Omsk was founded as a fortress in 1716 by a cossack unit led by Ivan Buchholz, to protect the expanding Russian frontier along the Om and Irtysh rivers against the Kyrgyz and Dzungar nomads of the steppes, and by 1850 it had become the capital of Western Siberia. With the construction of the Trans-siberian Railway, the city developed, becoming the gateway to Siberia and the Far East. During the White Army’s resistance against the Bolsheviks, Omsk was named “capital of Russia” in 1918-1919 by anti-Soviet Admiral Kolchak. Almost as a punishment for such “treachery”, the newly-established Soviet regime then preferred Novosibirsk as the administrative center of Western Siberia and ordered the transfer of administrative, cultural, and educational functions out of Omsk, which struggled to grow and stagnated at least until WWII, when it was made a major industrial center, leader in Soviet military production and later home of oil-refining complexes. After the fall of the Soviet Union, Omsk then experienced political instability and economic stagnation, mostly due to internal competition over the previously state-owned large local businesses.
Why you should stop there
Well, well, well, let me think about this one, why should one stop in this godforsaken, ugly, desolated shithole… still thinking.. Okay, I think I got it! Cause it’s the first major city in Siberia! Duh.
Still not enough? Stop here, and you’ll get to experience the loss and desolation of the real Russian city, that feeling of Nabokovian “toska” that no other place can give you better than Omsk. If you don’t know what “toska” means, check it out here.

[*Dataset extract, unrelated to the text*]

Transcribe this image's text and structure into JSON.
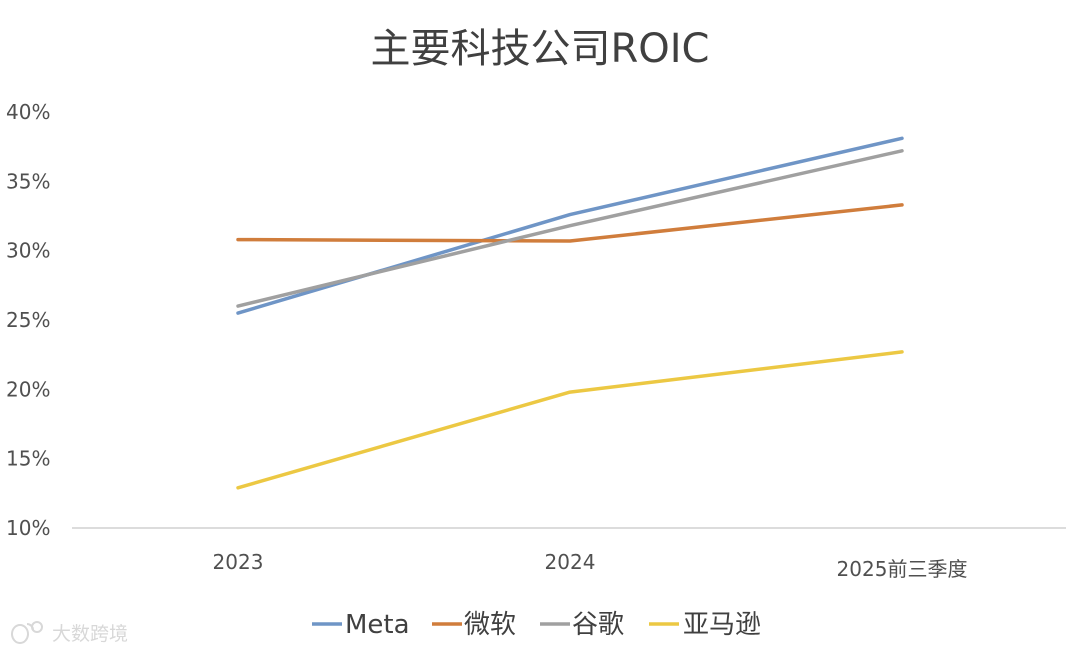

Fine! Still not enough?! What can I say, the locals we met here were actually incredibly nice and pleasantly down-to-earth, welcoming, genuinely interested in why, why would any foreigner visit their town. It’s not something you can give for granted in Russia you know.
And alright, if you really don’t wanna stop there, don’t, it’s not like you’ll regret it for the rest of your life. But if you do have time and are eager to really understand the Russian mind and culture, it might be worth the “ostanovka”.
Still undecided? Here is a link with a bunch of images that will give you the right idea about this lovely town. The choice is yours.
UTC +6 (= Moscow +3)
How to get around
There is no subway in Omsk, but plenty of buses and marshutki (minivans), running along the two main streets around which the city is structured: Karl Marx Street and Lenin Street (you don’t say!). Once you get to Tarskie Vorota, you can easily walk to wherever you want (or don’t want) to go: the Irtysh embarkment, the Cathedral, the parks (do not enter the grass, it’s full of ticks, some of which carry encephalitis), etc. etc.
What to see
Uspensky Cathedral. Probably one of the few spots in Omsk worth seeing, the church is really beautiful and original to a foreigner’s eye. It was rebuilt after the USSR collapse, as the original one was destroyed by the Bolsheviks.
Lyubinsky prospekt. Right at the confluence between the Om and the Irtysh, it represents the historical part of the city and is lined up with somewhat old buildings of former residences, merchants and government establishments.
A bunch of statues: Lyuba, Plummer… not that they’re actually worth a watch, but if you happen to stumble of them, they might represent a reasonable pastime by taking funny pictures of them or with them, if you’re into this sort of things.
Military Museum. If you’re interested in war stuff, especially WWI, the Afghan or Chechen conflict, it may be worth a visit.
Achairsky Monastery. It’s about at 40 minutes drive from the city, you can take a marshutka from the train station to get there, and one of its interesting features, apart from the fresh air, is a baptistery filled with warm mineral water flowing up from the ground. Believers claim the water has healing powers and flock to the monastery from the whole Omsk region. Any visitor is free to soak in, and you may find it pleasant, as the water stays warm at 36 degrees even in the cold Siberian winters, when everything else gets frozen.
Tomsk. You could take the overnight train and explore this old commercial capital, which is way more charming than Omsk, with is cute wooden houses, high terrain and vibrant youthful atmosphere of Siberia’s oldest universities. As the main transportation routes originally bypassed it, the town remained quite small, avoiding the typical Soviet development, and retaining its unique character.
Other: nope, that’s pretty much it.
Eat, Drink and Sleep
Sleep: We stayed at Dostoyevsky Hostel (22 Pavlova Street), located near the train station. Cheap, clean and had great youthful atmosphere. Totally recommended.
Eat: Any “stolovaya”, a.k.a. the local canteens, are all over the city center, and the prices are so ridiculously cheap it would be a shame not to save money you could otherwise usefully spend on much needed alcohol. Also, they’ll give you a taste of what Russians actually eat. And it honestly ain’t that bad.
Drink: don’t really know about that one, we didn’t go clubbing or anything, but there’s plenty of 24/7 liquor stores if you feel like you can’t take the Siberian “toska” any more and really need a bottle of vodka to make your night meaningful.